The answer to that question is yes.

For those of you like4 me who have never heard of this word, hikikomori is a Japanese psychological & social phenomenon affecting up to 2 million people who withdraw from society, hiding in their house or room for months or years at a time. From what I understand, it affects mostly men, but there are instances where it affects women as well.

I accidentally came upon a documentary of this condition as I was flipping channels on my television. What caught my attention was the subtitle of the documentary, “Japan’s Vanishing People.” The documentary focused on several individuals.

The first was Masahito Kanzaki, who is 39. He became a hikikomori in 2006. Kanzaki lays in bed all day playing video games. He explained that it was the constant teasing of young people who rejected him. Kanzaki said they would call him names as they walked past him. He not only became frightened of young people but as society as a whole.

The second person interviewed was Yuta Sato, who is 40. Sato revealed he became a hikikomori in the summer of his senior year in college. Yuta claims that the sounds coming from the apartment next door frightened him so much that he moved back to his parent’s home and stayed there since. He was diagnosed with extreme social phobia.

The third person that was featured was an elderly man, whom I felt extremely sorry for. His name was Yoshihito Sasaki. He looked like he was in his late 60s to early 70s. Mr. Sasaki is not a hikikomori but his youngest son, Junya, was. Sasaki lost his son from the massive earthquake and tsunami Japan suffered in 2011. Junya had been a hikikomori for about ten years at the time. Mr. Sasaki, his wife, and his eldest son all tried to get Junya to evacuate with them when the tsunami sirens were going off, but they couldn’t persuade him to leave. Junya knew of the upcoming danger and didn’t care. He was too frightened to evacuate. By the time Junya’s family had no choice but to evacuate without him, it was too late to leave by car. The tsunami ended up killing Junya and his mother. His mother at the time was extremely reluctant to abandon Junya, even though her husband and her eldest son finally persuaded her. From his photos and the way Mr. Sasaki described Junya, I had this sneaking suspicion that Junya was bullied for being LGBTQ.

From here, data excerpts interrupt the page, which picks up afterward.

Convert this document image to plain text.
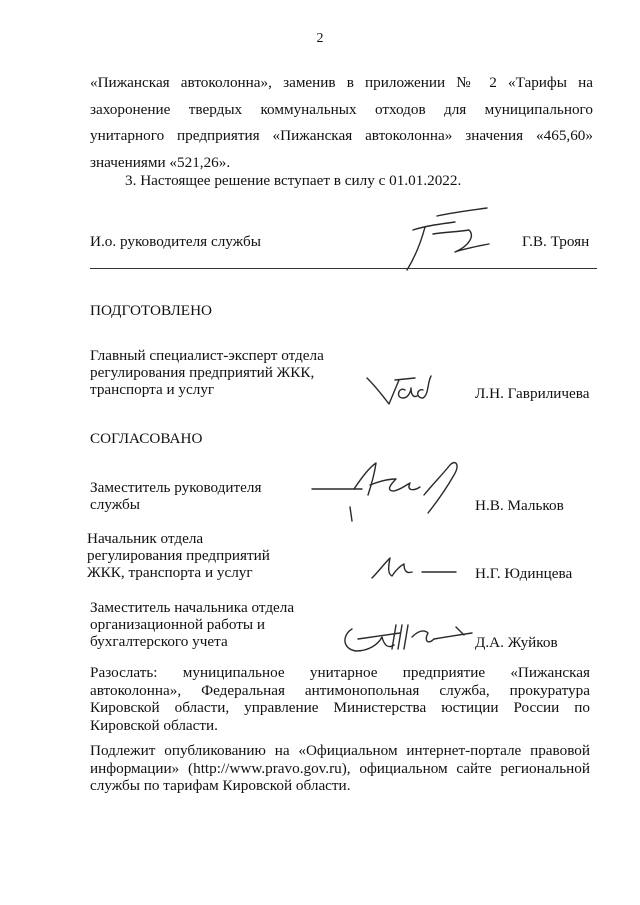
2
«Пижанская автоколонна», заменив в приложении № 2 «Тарифы на
захоронение твердых коммунальных отходов для муниципального
унитарного предприятия «Пижанская автоколонна» значения «465,60»
значениями «521,26».
3. Настоящее решение вступает в силу с 01.01.2022.
И.о. руководителя службы	Г.В. Троян
ПОДГОТОВЛЕНО
Главный специалист-эксперт отдела
регулирования предприятий ЖКК,
транспорта и услуг	Л.Н. Гавриличева
СОГЛАСОВАНО
Заместитель руководителя
службы	Н.В. Мальков
Начальник отдела
регулирования предприятий
ЖКК, транспорта и услуг	Н.Г. Юдинцева
Заместитель начальника отдела
организационной работы и
бухгалтерского учета	Д.А. Жуйков
Разослать: муниципальное унитарное предприятие «Пижанская
автоколонна», Федеральная антимонопольная служба, прокуратура
Кировской области, управление Министерства юстиции России по
Кировской области.
Подлежит опубликованию на «Официальном интернет-портале правовой
информации» (http://www.pravo.gov.ru), официальном сайте региональной
службы по тарифам Кировской области.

In Tokyo, there is a building called “The Youth Rehabilitation Center,” to assist young people afflicted with hikikomori. The Head Counselor, Futa Mitsuhashi explained, “When you are so isolated in your home for so long, having simple interactions can become a daunting task. So, at this facility, we not only teach practical skills but improve communication skills. The goal is for them to gain confidence and practice relating to others. We help reclusive youth become more independent and employable. In Japanese culture, it is shameful to expose family affairs to the public. Seeking help from others because of your child being a recluse would become an embarrassment. This makes the home an even more isolated environment. These cultural aspects may be affecting the state of hikikomori in Japan.

One hikikomori being housed in the facility expressed, “Anyone can face the danger of becoming a hikikomori, because once you experience failure, it’s scary to rechallenge yourself, especially in Japan, where there is little support for those who have failed.”

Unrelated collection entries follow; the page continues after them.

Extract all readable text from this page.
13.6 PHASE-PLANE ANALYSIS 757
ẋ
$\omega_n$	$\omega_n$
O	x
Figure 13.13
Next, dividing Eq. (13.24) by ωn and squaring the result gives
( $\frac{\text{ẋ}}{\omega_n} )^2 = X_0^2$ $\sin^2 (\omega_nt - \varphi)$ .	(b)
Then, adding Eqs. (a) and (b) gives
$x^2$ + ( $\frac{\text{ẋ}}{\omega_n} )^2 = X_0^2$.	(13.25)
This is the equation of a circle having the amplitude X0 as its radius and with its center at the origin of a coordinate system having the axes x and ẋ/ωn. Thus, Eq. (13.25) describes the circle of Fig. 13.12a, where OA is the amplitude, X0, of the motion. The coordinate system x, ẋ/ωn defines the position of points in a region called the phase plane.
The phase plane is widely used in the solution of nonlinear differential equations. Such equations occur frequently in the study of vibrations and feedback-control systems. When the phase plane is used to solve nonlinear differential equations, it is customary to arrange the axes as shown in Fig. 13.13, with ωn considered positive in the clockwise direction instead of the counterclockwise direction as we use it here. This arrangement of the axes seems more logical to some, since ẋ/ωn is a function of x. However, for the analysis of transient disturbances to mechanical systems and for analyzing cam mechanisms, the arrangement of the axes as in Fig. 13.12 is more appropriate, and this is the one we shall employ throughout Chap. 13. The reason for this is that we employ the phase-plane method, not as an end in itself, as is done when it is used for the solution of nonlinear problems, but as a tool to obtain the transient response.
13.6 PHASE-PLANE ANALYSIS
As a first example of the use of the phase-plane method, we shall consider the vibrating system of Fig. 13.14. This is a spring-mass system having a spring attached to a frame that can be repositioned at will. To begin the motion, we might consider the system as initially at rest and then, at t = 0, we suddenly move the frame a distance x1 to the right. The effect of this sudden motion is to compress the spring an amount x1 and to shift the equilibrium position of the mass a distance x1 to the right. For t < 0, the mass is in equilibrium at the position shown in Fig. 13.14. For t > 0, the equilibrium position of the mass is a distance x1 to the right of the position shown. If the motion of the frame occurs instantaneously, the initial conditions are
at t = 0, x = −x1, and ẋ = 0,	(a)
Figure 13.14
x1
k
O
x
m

Listening to some of these folks afflicted with hikikomori, I wondered what they think will happen to them when their parents pass away.

It sure seems from listening to some of these folks; Japan has established a culture of hikikomori. But not fitting in with mainstream’s society mold of a responsible adult, then, I would think that becoming a hikikomori is just not a Japanese thing.

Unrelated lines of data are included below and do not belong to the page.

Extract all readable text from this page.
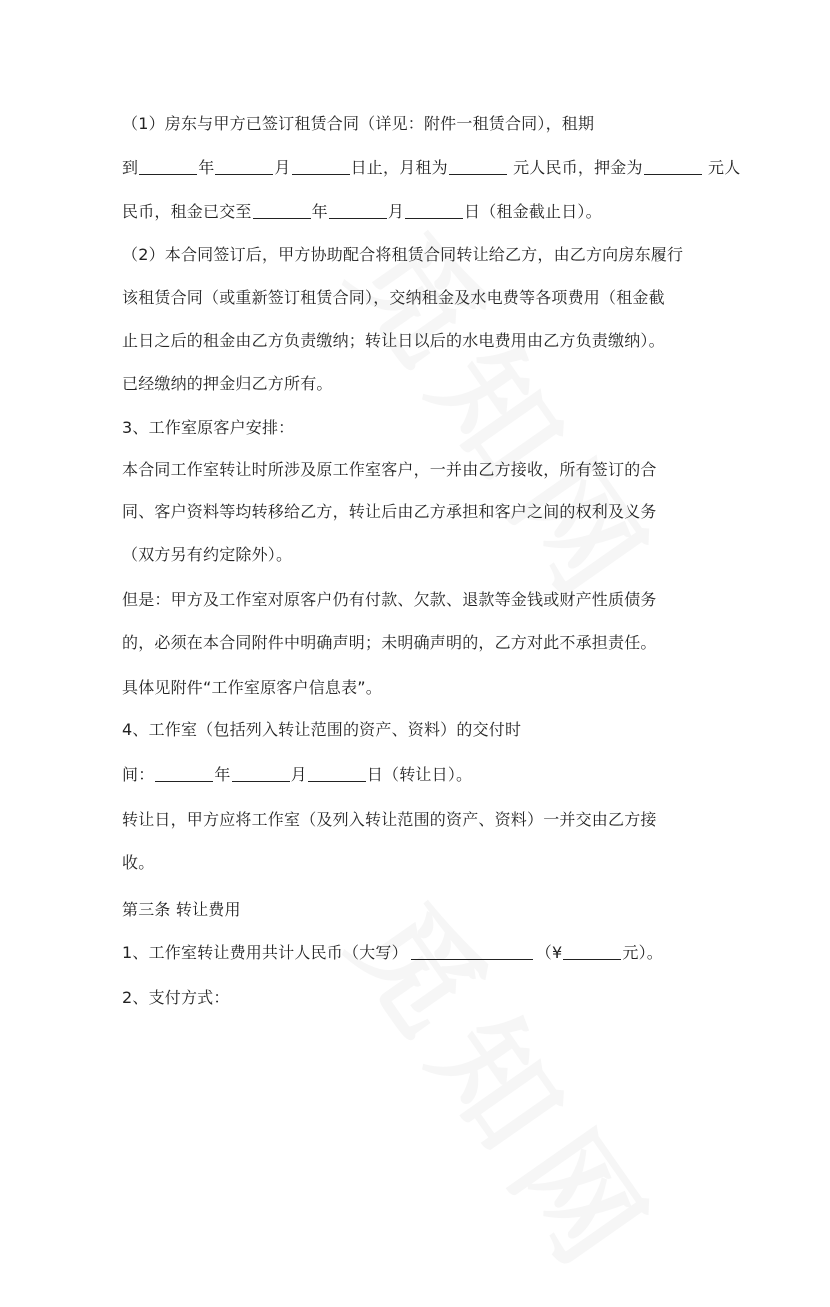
（1）房东与甲方已签订租赁合同（详见：附件一租赁合同），租期
到	年	月	日止，月租为	元人民币，押金为	元人
民币，租金已交至	年	月	日（租金截止日）。
（2）本合同签订后，甲方协助配合将租赁合同转让给乙方，由乙方向房东履行
该租赁合同（或重新签订租赁合同），交纳租金及水电费等各项费用（租金截
止日之后的租金由乙方负责缴纳；转让日以后的水电费用由乙方负责缴纳）。
已经缴纳的押金归乙方所有。
3、工作室原客户安排：
本合同工作室转让时所涉及原工作室客户，一并由乙方接收，所有签订的合
同、客户资料等均转移给乙方，转让后由乙方承担和客户之间的权利及义务
（双方另有约定除外）。
但是：甲方及工作室对原客户仍有付款、欠款、退款等金钱或财产性质债务
的，必须在本合同附件中明确声明；未明确声明的，乙方对此不承担责任。
具体见附件“工作室原客户信息表”。
4、工作室（包括列入转让范围的资产、资料）的交付时
间：	年	月	日（转让日）。
转让日，甲方应将工作室（及列入转让范围的资产、资料）一并交由乙方接
收。
第三条 转让费用
1、工作室转让费用共计人民币（大写）	（¥	元）。
2、支付方式：
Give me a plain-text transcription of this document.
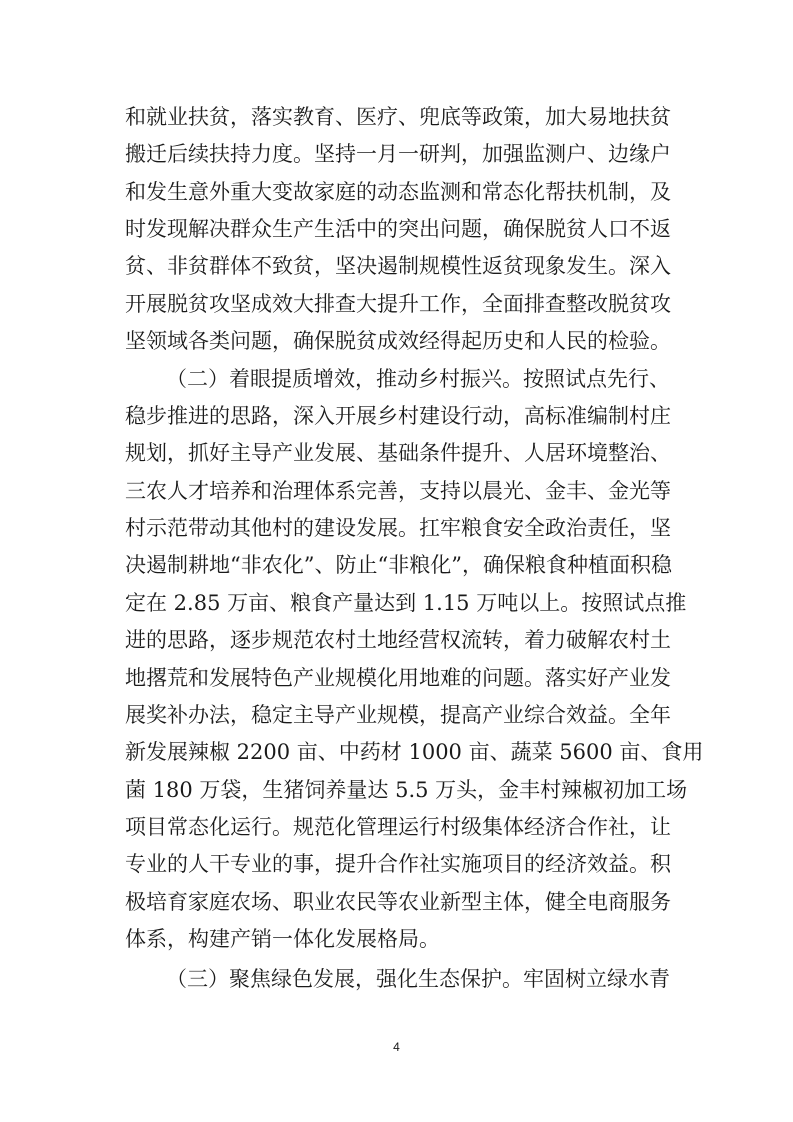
和就业扶贫，落实教育、医疗、兜底等政策，加大易地扶贫
搬迁后续扶持力度。坚持一月一研判，加强监测户、边缘户
和发生意外重大变故家庭的动态监测和常态化帮扶机制，及
时发现解决群众生产生活中的突出问题，确保脱贫人口不返
贫、非贫群体不致贫，坚决遏制规模性返贫现象发生。深入
开展脱贫攻坚成效大排查大提升工作，全面排查整改脱贫攻
坚领域各类问题，确保脱贫成效经得起历史和人民的检验。
（二）着眼提质增效，推动乡村振兴。按照试点先行、
稳步推进的思路，深入开展乡村建设行动，高标准编制村庄
规划，抓好主导产业发展、基础条件提升、人居环境整治、
三农人才培养和治理体系完善，支持以晨光、金丰、金光等
村示范带动其他村的建设发展。扛牢粮食安全政治责任，坚
决遏制耕地“非农化”、防止“非粮化”，确保粮食种植面积稳
定在 2.85 万亩、粮食产量达到 1.15 万吨以上。按照试点推
进的思路，逐步规范农村土地经营权流转，着力破解农村土
地撂荒和发展特色产业规模化用地难的问题。落实好产业发
展奖补办法，稳定主导产业规模，提高产业综合效益。全年
新发展辣椒 2200 亩、中药材 1000 亩、蔬菜 5600 亩、食用
菌 180 万袋，生猪饲养量达 5.5 万头，金丰村辣椒初加工场
项目常态化运行。规范化管理运行村级集体经济合作社，让
专业的人干专业的事，提升合作社实施项目的经济效益。积
极培育家庭农场、职业农民等农业新型主体，健全电商服务
体系，构建产销一体化发展格局。
（三）聚焦绿色发展，强化生态保护。牢固树立绿水青
4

With the threat of gun violence in places one would never have imagined in the past, internet bullying, LGBTQ hatred, racism, bigotry, misogyny, propaganda passing off as legitimate news, etc… I would imagine the phenomenon of hikikomori would not just be isolated to the country of Japan. The atmosphere of today would make this affliction ripe for anyone in any country to have, I would think.

According to the end of the documentary, numerous cases of hikikomori have been diagnosed and reported in Hong Kong, South Korea, India, Oman, Italy, Spain, and the United States.